Ты гулльлива и вольна…
– и вот уже где-то на досознательном уровне рисуется светлая безмятежная идиллическая картина, обещающая счастливый исход. Можно ли сказать подобное о "седой равнине моря", можно ли предположить, чтобы заметенная штормовой пеной волна "бочку вынесла легонько и отхлынула тихонько"?
Впрочем, наверное, любой язык вообще изобилует иллюстрациями смысловой значимости отдельных фонем, и русский, конечно же, не исключение. Так что направление исследований, получившее определение фоносемантики (Ч. Осгуд), рождалось отнюдь не на пустом месте.
Все эти смысловые эффекты вызываются именно специфическим сочетанием звуков. Но фонетическое акцентирование смысла доступно не только высокой поэзии. Обратим внимание на то, как мы сами обращаемся к младенцу. Со стороны это, может быть, и кажется смешным и нелепым, но, по-видимому, и здесь включаются какие-то рефлекторные, обходящие наше сознание, механизмы, которые заставляют нас "сюсюкать".
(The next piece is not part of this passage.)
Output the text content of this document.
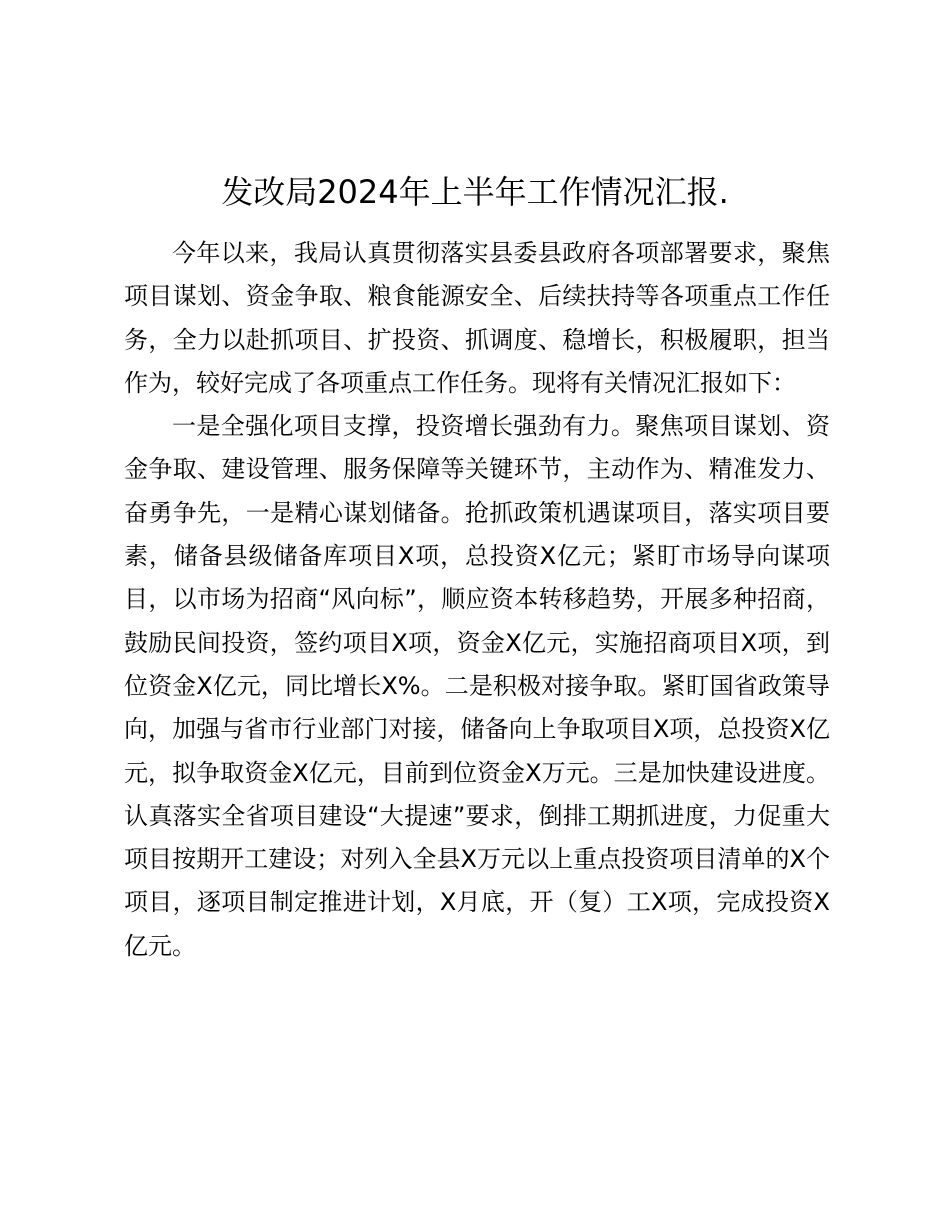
发改局2024年上半年工作情况汇报.

今年以来，我局认真贯彻落实县委县政府各项部署要求，聚焦项目谋划、资金争取、粮食能源安全、后续扶持等各项重点工作任务，全力以赴抓项目、扩投资、抓调度、稳增长，积极履职，担当作为，较好完成了各项重点工作任务。现将有关情况汇报如下：

一是全强化项目支撑，投资增长强劲有力。聚焦项目谋划、资金争取、建设管理、服务保障等关键环节，主动作为、精准发力、奋勇争先，一是精心谋划储备。抢抓政策机遇谋项目，落实项目要素，储备县级储备库项目X项，总投资X亿元；紧盯市场导向谋项目，以市场为招商“风向标”，顺应资本转移趋势，开展多种招商，鼓励民间投资，签约项目X项，资金X亿元，实施招商项目X项，到位资金X亿元，同比增长X%。二是积极对接争取。紧盯国省政策导向，加强与省市行业部门对接，储备向上争取项目X项，总投资X亿元，拟争取资金X亿元，目前到位资金X万元。三是加快建设进度。认真落实全省项目建设“大提速”要求，倒排工期抓进度，力促重大项目按期开工建设；对列入全县X万元以上重点投资项目清单的X个项目，逐项目制定推进计划，X月底，开（复）工X项，完成投资X亿元。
Так что определенный смысл может передавать не только развернутое речение, но часто и отдельный звук. Правда, все это только там, где он вплетается в развернутое речение, то есть, в конечном счете, там, где существует и развитая речь, и совершенный артикуляционный аппарат, и сложившиеся ритуалы общения. На самой же заре человеческой истории, механизмы артикуляции выразить тонкие движения человеческой души были не в состоянии. Впрочем, как уже говорилось здесь, еще нужно было родиться и тонким движениям самой души. Поэтому на ранних этапах истории отдельный звук не значил ничего.
Или, напротив, содержал в себе несоизмеримо большее, чем это может представить сознание современного человека.
Одно из основных отличий иероглифического письма от вокализованного состоит в неспособности первого отражать тонкие нюансы значения, которые поддаются передаче лишь с помощью сложных форм управления языковыми категориями и их взаимосвязи. Но вот вопрос: могли ли существовать такие формы там, где еще только зачиналась иероглифика? Могла ли существовать тонкая дифференциация значения там, где еще не было широкой диверсификации человеческого быта? Ведь в сущности и сегодня все возможности современной грамматики в состоянии реализовать в полной мере только очень ограниченный круг интеллигентов; речевой обиход подавляющего большинства, да и его ментальная практика, оперируют куда более простыми конструкциями.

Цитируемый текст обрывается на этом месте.